How are graphics used as storytelling devices in films? Every element of a film’s design has a responsibility to help tell its history up to and including the particular moment you are seeing on screen. The film’s architecture—its buildings and set design—will be the body and framework on which a final layer of details can be applied to enhance its personality and character. Graphics can act as this final layer to express the finer details of the film’s story or the characters who own the props. It communicates whatever information needs to be imparted immediately to the audience, be it something obvious like a newspaper displaying a loud headline or something more subtle, like how valuable or mysterious a film prop may be. Film graphics are as much about how the prop is finished—using aging or decoration—as they are about the prop’s fundamental design. We contribute to the fictitious environment created by everyone involved in making the film.
We are all constantly surrounded by inspiring stimuli—it’s just a matter of keeping our eyes open to capture it all.
What makes graphic design for films unique from its usage in other industries? The challenges of film design are very similar to those of design in other media such as advertising or editorial. There is a client: the director and producer. There is a story: the script, which is used to tell or invent the film’s narrative. Often, there is even branding: the world the story is set in. However, there are usually multiple stories and multiple brands to pack into one film, so we are working in a much more scattered way than might be the case on a more conventional graphic design commission. The unique benefits of being a film designer are largely thanks to the natural needs of a film production—we only have to make small quantities of a design for a film rather than mass productions, so we can really indulge in the choice of materials and finishes and have complete control over how a piece will be finished.
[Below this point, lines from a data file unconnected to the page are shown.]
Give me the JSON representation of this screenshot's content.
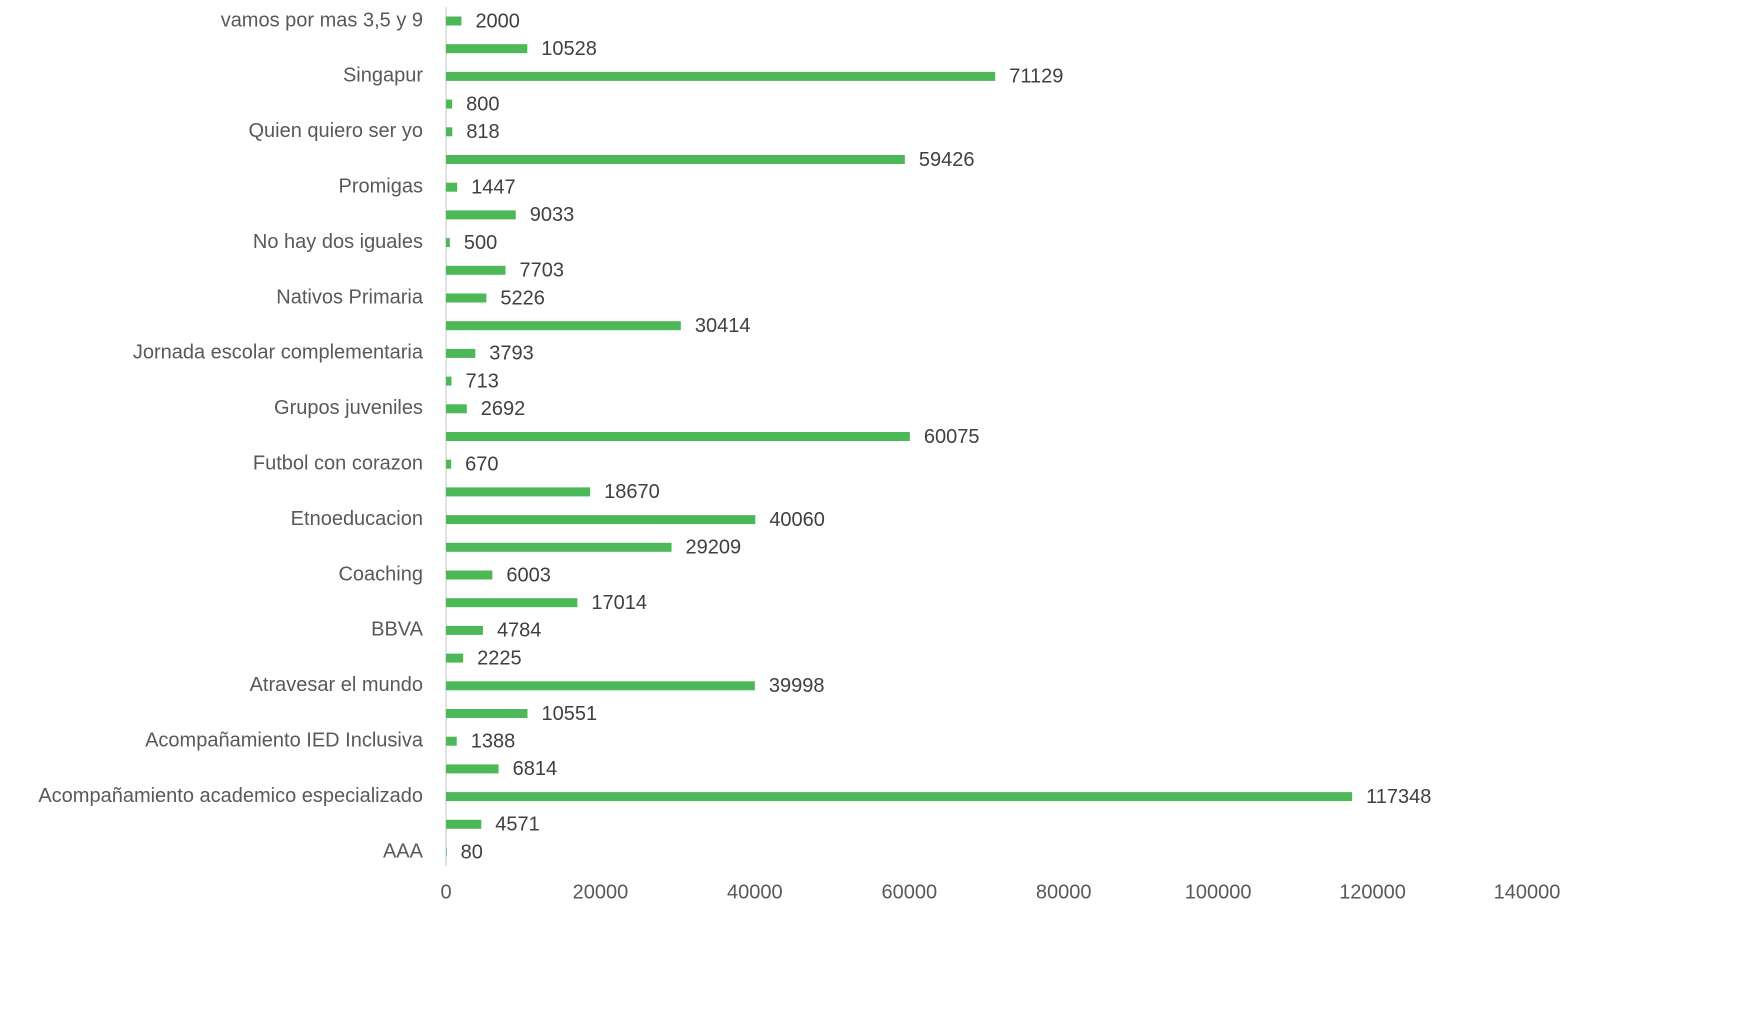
{
  "chart_data": {
    "type": "barh",
    "categories": [
      "vamos por mas 3,5 y 9",
      null,
      "Singapur",
      null,
      "Quien quiero ser yo",
      null,
      "Promigas",
      null,
      "No hay dos iguales",
      null,
      "Nativos Primaria",
      null,
      "Jornada escolar complementaria",
      null,
      "Grupos juveniles",
      null,
      "Futbol con corazon",
      null,
      "Etnoeducacion",
      null,
      "Coaching",
      null,
      "BBVA",
      null,
      "Atravesar el mundo",
      null,
      "Acompañamiento IED Inclusiva",
      null,
      "Acompañamiento academico especializado",
      null,
      "AAA"
    ],
    "values": [
      2000,
      10528,
      71129,
      800,
      818,
      59426,
      1447,
      9033,
      500,
      7703,
      5226,
      30414,
      3793,
      713,
      2692,
      60075,
      670,
      18670,
      40060,
      29209,
      6003,
      17014,
      4784,
      2225,
      39998,
      10551,
      1388,
      6814,
      117348,
      4571,
      80
    ],
    "color": "#4cb857",
    "xlim": [
      0,
      140000
    ],
    "xticks": [
      0,
      20000,
      40000,
      60000,
      80000,
      100000,
      120000,
      140000
    ],
    "grid": false
  }
}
Tell us more about your research process. This is definitely the most interesting—and sometimes frustrating!—part of a project. We are quite open to what resources we turn to. We’re mostly inspired by our ever-growing library of books and also by visiting museums, archives and, very occasionally, the Internet! We don’t make a habit of following design trends, as this is not necessarily relevant to a film’s storytelling needs and can sometimes distract from having our own visual voice in original films. None the less, it is imperative on a personal level to keep an eye on what’s happening out there in the graphic design landscape.
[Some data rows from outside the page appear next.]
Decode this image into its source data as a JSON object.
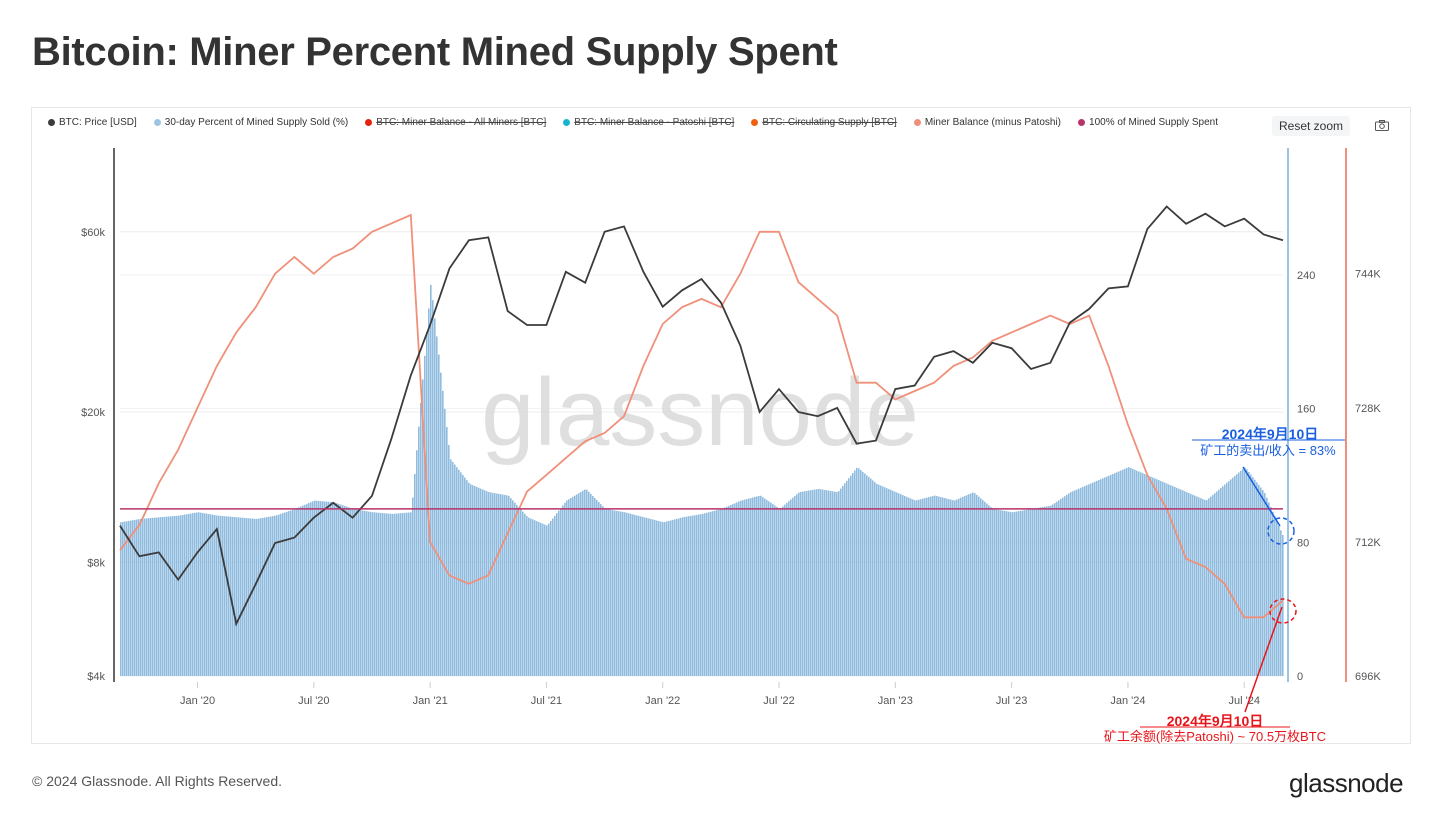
{
  "title": "Bitcoin: Miner Percent Mined Supply Spent",
  "legend": [
    {
      "label": "BTC: Price [USD]",
      "color": "#3b3b3b",
      "hidden": false
    },
    {
      "label": "30-day Percent of Mined Supply Sold (%)",
      "color": "#9ec4e3",
      "hidden": false
    },
    {
      "label": "BTC: Miner Balance - All Miners [BTC]",
      "color": "#e8200e",
      "hidden": true
    },
    {
      "label": "BTC: Miner Balance - Patoshi [BTC]",
      "color": "#19b4d4",
      "hidden": true
    },
    {
      "label": "BTC: Circulating Supply [BTC]",
      "color": "#f06010",
      "hidden": true
    },
    {
      "label": "Miner Balance (minus Patoshi)",
      "color": "#f0907a",
      "hidden": false
    },
    {
      "label": "100% of Mined Supply Spent",
      "color": "#b8336a",
      "hidden": false
    }
  ],
  "toolbar": {
    "reset_zoom": "Reset zoom",
    "camera_icon": "camera-icon"
  },
  "footer": {
    "copyright": "© 2024 Glassnode. All Rights Reserved.",
    "brand": "glassnode"
  },
  "watermark": "glassnode",
  "annotations": {
    "blue": {
      "date": "2024年9月10日",
      "text": "矿工的卖出/收入 = 83%",
      "color": "#1a5fe0"
    },
    "red": {
      "date": "2024年9月10日",
      "text": "矿工余额(除去Patoshi) ~ 70.5万枚BTC",
      "color": "#e8141a"
    }
  },
  "chart_data": {
    "type": "line",
    "x_start": "2019-09",
    "x_unit": "month",
    "x_ticks": [
      "Jan '20",
      "Jul '20",
      "Jan '21",
      "Jul '21",
      "Jan '22",
      "Jul '22",
      "Jan '23",
      "Jul '23",
      "Jan '24",
      "Jul '24"
    ],
    "x_tick_months": [
      4,
      10,
      16,
      22,
      28,
      34,
      40,
      46,
      52,
      58
    ],
    "axes": {
      "price": {
        "scale": "log",
        "ticks": [
          "$4k",
          "$8k",
          "$20k",
          "$60k"
        ],
        "tick_values": [
          4000,
          8000,
          20000,
          60000
        ],
        "range": [
          4000,
          100000
        ]
      },
      "percent": {
        "ticks": [
          "0",
          "80",
          "160",
          "240"
        ],
        "tick_values": [
          0,
          80,
          160,
          240
        ],
        "range": [
          0,
          316
        ]
      },
      "balance": {
        "ticks": [
          "696K",
          "712K",
          "728K",
          "744K"
        ],
        "tick_values": [
          696,
          712,
          728,
          744
        ],
        "range": [
          696,
          759
        ]
      }
    },
    "series": [
      {
        "name": "BTC: Price [USD]",
        "axis": "price",
        "color": "#3b3b3b",
        "values": [
          10000,
          8300,
          8500,
          7200,
          8500,
          9800,
          5500,
          7000,
          9000,
          9300,
          10500,
          11500,
          10500,
          12000,
          17000,
          25000,
          34000,
          48000,
          57000,
          58000,
          37000,
          34000,
          34000,
          47000,
          44000,
          60000,
          62000,
          47000,
          38000,
          42000,
          45000,
          39000,
          30000,
          20000,
          23000,
          20000,
          19500,
          20500,
          16500,
          16800,
          23000,
          23500,
          28000,
          29000,
          27000,
          30500,
          29500,
          26000,
          27000,
          34500,
          37500,
          42500,
          43000,
          61000,
          70000,
          63000,
          67000,
          62000,
          65000,
          59000,
          57000
        ]
      },
      {
        "name": "30-day Percent of Mined Supply Sold (%)",
        "axis": "percent",
        "color": "#8fbbdf",
        "values": [
          92,
          94,
          95,
          96,
          98,
          96,
          95,
          94,
          96,
          100,
          105,
          104,
          100,
          98,
          97,
          98,
          235,
          130,
          115,
          110,
          108,
          95,
          90,
          105,
          112,
          100,
          98,
          95,
          92,
          95,
          97,
          100,
          105,
          108,
          100,
          110,
          112,
          110,
          125,
          115,
          110,
          105,
          108,
          105,
          110,
          100,
          98,
          100,
          102,
          110,
          115,
          120,
          125,
          120,
          115,
          110,
          105,
          115,
          125,
          110,
          83
        ]
      },
      {
        "name": "Miner Balance (minus Patoshi)",
        "axis": "balance",
        "unit": "K BTC",
        "color": "#f0907a",
        "values": [
          711,
          714,
          719,
          723,
          728,
          733,
          737,
          740,
          744,
          746,
          744,
          746,
          747,
          749,
          750,
          751,
          712,
          708,
          707,
          708,
          713,
          718,
          720,
          722,
          724,
          725,
          727,
          733,
          738,
          740,
          741,
          740,
          744,
          749,
          749,
          743,
          741,
          739,
          731,
          731,
          729,
          730,
          731,
          733,
          734,
          736,
          737,
          738,
          739,
          738,
          739,
          733,
          726,
          720,
          716,
          710,
          709,
          707,
          703,
          703,
          705
        ]
      },
      {
        "name": "100% of Mined Supply Spent",
        "axis": "percent",
        "color": "#b8336a",
        "values": [
          100
        ]
      }
    ]
  }
}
If we are researching for a historical, factual project, then the research becomes a critical tool rather than a springboard for fantastical ideas. Designing the graphic props for historical drama The Imitation Game required in-person research on the original documentation from the World War II code-breaking site Bletchley Park and archival material from British pioneering computer scientist Alan Turing. For Fantastic Beasts, we delved into some extraordinary historical archives in New York to find original ephemera from the 1900s. It was a useful reminder that the English language of America can be quite different than that used in the United Kingdom. This is the sort of subtle but essential detail we pay attention to in order to strengthen the credibility of the graphics for a film.
Who do you collaborate with before you begin the actual process of design for a new film project? Our chain of command includes the production designer, the director and the producer. Once we have conceived an idea in response to the script, we require their approval to make the prop. For the Harry Potter films, we would occasionally need to reach out to author J.K. Rowling to help fill in any bits of backstory essential to creating these objects. For example, when designing the character Sirius Black’s family tree tapestry, we couldn’t possibly know exactly who was related to whom and how many members of the family should be represented! Rowling supplied us with the full genealogical picture straight away.
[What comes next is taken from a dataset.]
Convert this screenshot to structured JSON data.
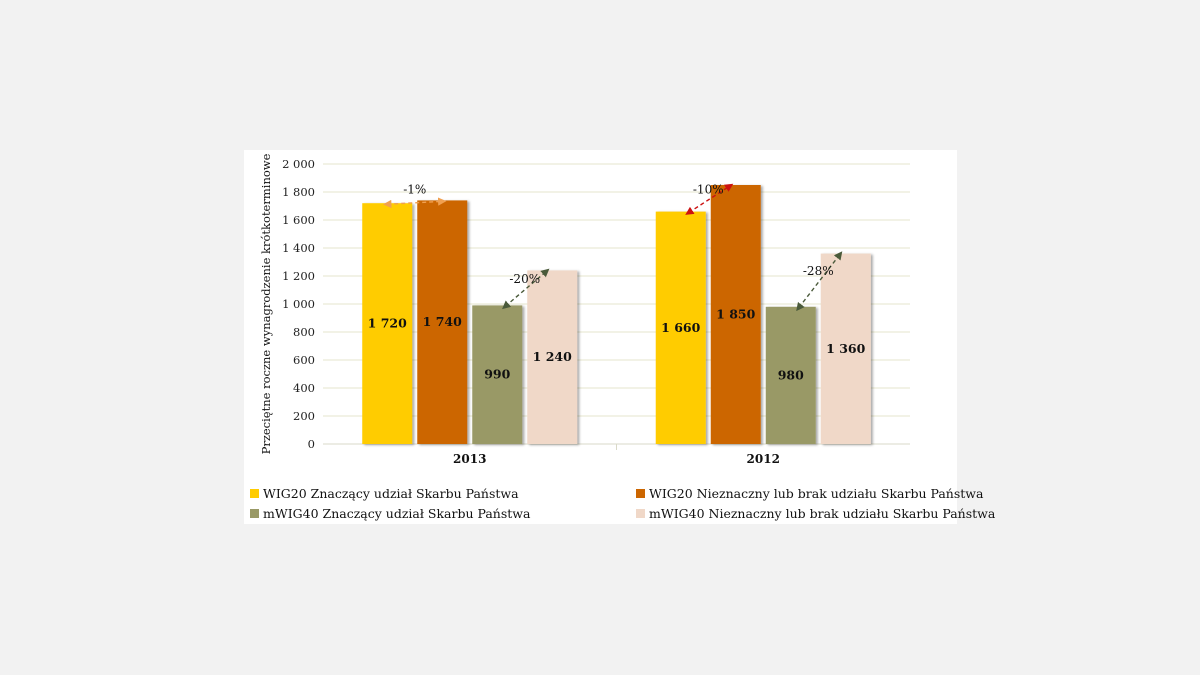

Is it important for graphic designers to have a formal education in filmmaking if they want to break into the film industry? A formal education in filmmaking is just one way into film, but we consider it essential to have a passion for typography, ephemera and patterns—both historical and contemporary. We’d always recommend building your own archive, be it through collecting found objects and ephemera, buying books, or simply scanning copies of fonts, textures and patterns that make you tick. Don’t wait for the project to dictate what you collect. Keep arming yourself with materials as you find them! We are all constantly surrounded by inspiring stimuli—it’s just a matter of keeping our eyes open to capture it all.